IN THE BLOOD
*** (out of 5)
April 4, 2014
Gina Carano as AVA
Cam Gigandet as AVA’S HUSBAND
Danny Trejo as BOSS
Luis Guzmán as CHIEF RAMÓN GARZA
Stephen Lang as AVA’S FATHER
Studio: Anchor Bay
Directed by: John Stockwell
BY KEVIN CARR
Listen to Kevin’s radio review…
There’s a lot of appeal with Gina Carano. I can totally see why Hollywood is trying to give her an action career. She’s fit. She’s beautiful. She has a small talent for acting. In a business where only a handful of sports heroes – regardless of their sex – make it onto the big screen, she seems like an easy fit.
Unfortunately, Carano’s small talent for acting is what’s holding her back. It worked to her favor when she starred in “Haywire,” playing a cold-hearted assassin. Similarly, her turn in “Fast & Furious 6” was fine because we didn’t have to emotionally invest in her character. All she had to do was stand around and look attractive, then kick a whole lotta ass.
In spite of fighting kidnappers and corrupt cops in “In the Blood,” her biggest enemy is her own acting skill.
That’s not to say she’s terrible. Like I said, Carano has a small talent for acting. However, when handed heavy emotional scenes, it’s revealed that she is a fighter by trade and an actor on the side. She just doesn’t have the presence to carry the film through the emotional moments. As you’d expect from a fighter, she’s too guarded. She doesn’t have that emotional vulnerability that would make her a good hero.
Still, when she’s doing what she does best – which is kicking ass – the movie is pretty good.
The story follows Ava (Carano), who is honeymooning on a tropical island. After getting in an altercation in a bar, her husband (Cam Gigandet) is targeted by a crime boss. He is kidnapped, and the police are not helping Ava at all. She takes matters into her own hands and starts to track down her husband. A corrupt police chief (Luis Guzmán) tries to steer her clear and eventually tries to deport her, but Ava is too committed to finding her husband and rescuing him.
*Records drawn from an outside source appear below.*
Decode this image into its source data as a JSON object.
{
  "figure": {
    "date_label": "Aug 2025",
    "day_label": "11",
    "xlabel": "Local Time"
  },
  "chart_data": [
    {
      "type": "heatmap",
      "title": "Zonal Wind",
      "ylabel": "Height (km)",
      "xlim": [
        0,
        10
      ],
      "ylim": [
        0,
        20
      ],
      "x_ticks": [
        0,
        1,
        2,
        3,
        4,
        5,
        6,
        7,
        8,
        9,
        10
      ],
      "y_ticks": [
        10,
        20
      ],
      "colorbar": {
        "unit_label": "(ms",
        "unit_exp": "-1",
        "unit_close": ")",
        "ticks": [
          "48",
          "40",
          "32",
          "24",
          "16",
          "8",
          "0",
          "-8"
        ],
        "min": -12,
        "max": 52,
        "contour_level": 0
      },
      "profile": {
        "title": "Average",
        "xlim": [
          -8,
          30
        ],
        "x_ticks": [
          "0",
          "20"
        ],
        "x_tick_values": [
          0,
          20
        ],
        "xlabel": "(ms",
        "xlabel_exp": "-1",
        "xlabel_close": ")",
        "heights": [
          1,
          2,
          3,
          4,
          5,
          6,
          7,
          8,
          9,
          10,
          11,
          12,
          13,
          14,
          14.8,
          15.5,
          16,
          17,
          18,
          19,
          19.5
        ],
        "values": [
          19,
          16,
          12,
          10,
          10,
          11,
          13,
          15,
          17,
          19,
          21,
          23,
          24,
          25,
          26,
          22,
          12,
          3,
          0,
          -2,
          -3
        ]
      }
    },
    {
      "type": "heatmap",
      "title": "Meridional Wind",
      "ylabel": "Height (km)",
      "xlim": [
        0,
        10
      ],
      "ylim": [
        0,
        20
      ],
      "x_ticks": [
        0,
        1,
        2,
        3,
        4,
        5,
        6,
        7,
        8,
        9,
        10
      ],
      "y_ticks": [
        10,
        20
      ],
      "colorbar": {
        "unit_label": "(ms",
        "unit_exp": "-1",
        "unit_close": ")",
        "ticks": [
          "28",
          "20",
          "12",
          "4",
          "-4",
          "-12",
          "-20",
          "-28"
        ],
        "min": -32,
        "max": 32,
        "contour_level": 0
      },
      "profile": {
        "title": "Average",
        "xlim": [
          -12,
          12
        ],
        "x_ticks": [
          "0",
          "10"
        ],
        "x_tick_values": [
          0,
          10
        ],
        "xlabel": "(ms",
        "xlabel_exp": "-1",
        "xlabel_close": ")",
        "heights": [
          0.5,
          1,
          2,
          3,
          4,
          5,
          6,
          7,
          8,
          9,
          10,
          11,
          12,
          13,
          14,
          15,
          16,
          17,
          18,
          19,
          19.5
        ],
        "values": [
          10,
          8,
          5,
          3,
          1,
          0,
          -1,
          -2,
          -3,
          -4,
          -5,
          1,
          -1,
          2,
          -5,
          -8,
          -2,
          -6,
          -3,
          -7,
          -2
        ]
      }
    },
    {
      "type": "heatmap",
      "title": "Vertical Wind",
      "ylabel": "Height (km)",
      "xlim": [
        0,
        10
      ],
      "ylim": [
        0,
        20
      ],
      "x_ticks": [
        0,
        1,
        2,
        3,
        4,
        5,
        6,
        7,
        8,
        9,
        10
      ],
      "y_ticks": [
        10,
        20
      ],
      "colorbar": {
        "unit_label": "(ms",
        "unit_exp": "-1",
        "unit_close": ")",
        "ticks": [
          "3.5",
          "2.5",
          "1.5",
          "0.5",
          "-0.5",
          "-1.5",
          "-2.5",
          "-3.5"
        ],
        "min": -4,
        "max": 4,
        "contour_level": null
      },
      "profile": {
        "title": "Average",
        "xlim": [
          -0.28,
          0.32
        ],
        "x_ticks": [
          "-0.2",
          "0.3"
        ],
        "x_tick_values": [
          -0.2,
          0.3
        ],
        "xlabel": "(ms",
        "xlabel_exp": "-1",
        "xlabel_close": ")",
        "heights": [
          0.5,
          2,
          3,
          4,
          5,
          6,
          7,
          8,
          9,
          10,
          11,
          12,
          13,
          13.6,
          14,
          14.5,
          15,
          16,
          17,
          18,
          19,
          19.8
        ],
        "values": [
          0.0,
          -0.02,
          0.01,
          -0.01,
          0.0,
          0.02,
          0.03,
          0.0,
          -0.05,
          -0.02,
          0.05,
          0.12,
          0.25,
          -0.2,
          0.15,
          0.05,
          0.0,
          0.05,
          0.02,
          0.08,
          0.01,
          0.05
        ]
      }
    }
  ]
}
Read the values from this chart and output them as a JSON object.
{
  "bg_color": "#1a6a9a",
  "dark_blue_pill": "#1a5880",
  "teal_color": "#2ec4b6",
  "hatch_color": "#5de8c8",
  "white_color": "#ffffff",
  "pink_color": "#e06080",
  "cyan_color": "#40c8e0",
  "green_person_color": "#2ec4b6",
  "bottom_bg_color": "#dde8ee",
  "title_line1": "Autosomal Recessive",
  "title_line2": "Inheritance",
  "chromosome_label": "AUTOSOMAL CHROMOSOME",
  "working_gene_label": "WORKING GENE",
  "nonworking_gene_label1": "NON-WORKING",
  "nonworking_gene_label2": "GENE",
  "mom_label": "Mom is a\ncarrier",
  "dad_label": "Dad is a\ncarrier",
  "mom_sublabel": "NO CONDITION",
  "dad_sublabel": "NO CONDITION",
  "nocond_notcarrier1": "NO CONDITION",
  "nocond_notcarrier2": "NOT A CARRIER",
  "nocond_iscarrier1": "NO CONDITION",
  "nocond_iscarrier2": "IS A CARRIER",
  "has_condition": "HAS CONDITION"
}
I may have come off a bit strong in this review at first. I didn’t dislike the movie because of Carano. In facet, I think she has the potential to be pretty good, and I give her a lot of credit for having the guts to take on a role that is more than just the heavy. However, she’s a bit out of her element in the emotional scenes. While there are only a few of these, this is where the movie drags a bit.
Once she gets on the warpath, things really look up. It’s no “Taken,” but it draws from the same emotional pool. The dedicated hero tracking down a loved one is an easy sell to a family man like myself, and it is in this second half of the film that Carano is doing what she does best.
The film is directed by John Stockwell, who gave us “Turistas” in 2006. Taken with “In the Blood,” he’s making a travelogue of horrible things that can happen to you on a tropical vacation, and this film has some similar elements, like a friendly stranger introducing the couple to their doom, exploring the seedy side of paradise and awful things happening to tourists abroad. Fortunately, “In the Blood” is more like the aforementioned “Taken” and less like “Hostel.” Still, it’s this ripped-from-the-headlines approach to the story that makes it hit home.
There are plenty of wrinkles and foibles throughout “In the Blood,” but it works for a somewhat disposable thriller as long as you’re not expecting anything beyond typical WWE-style acting.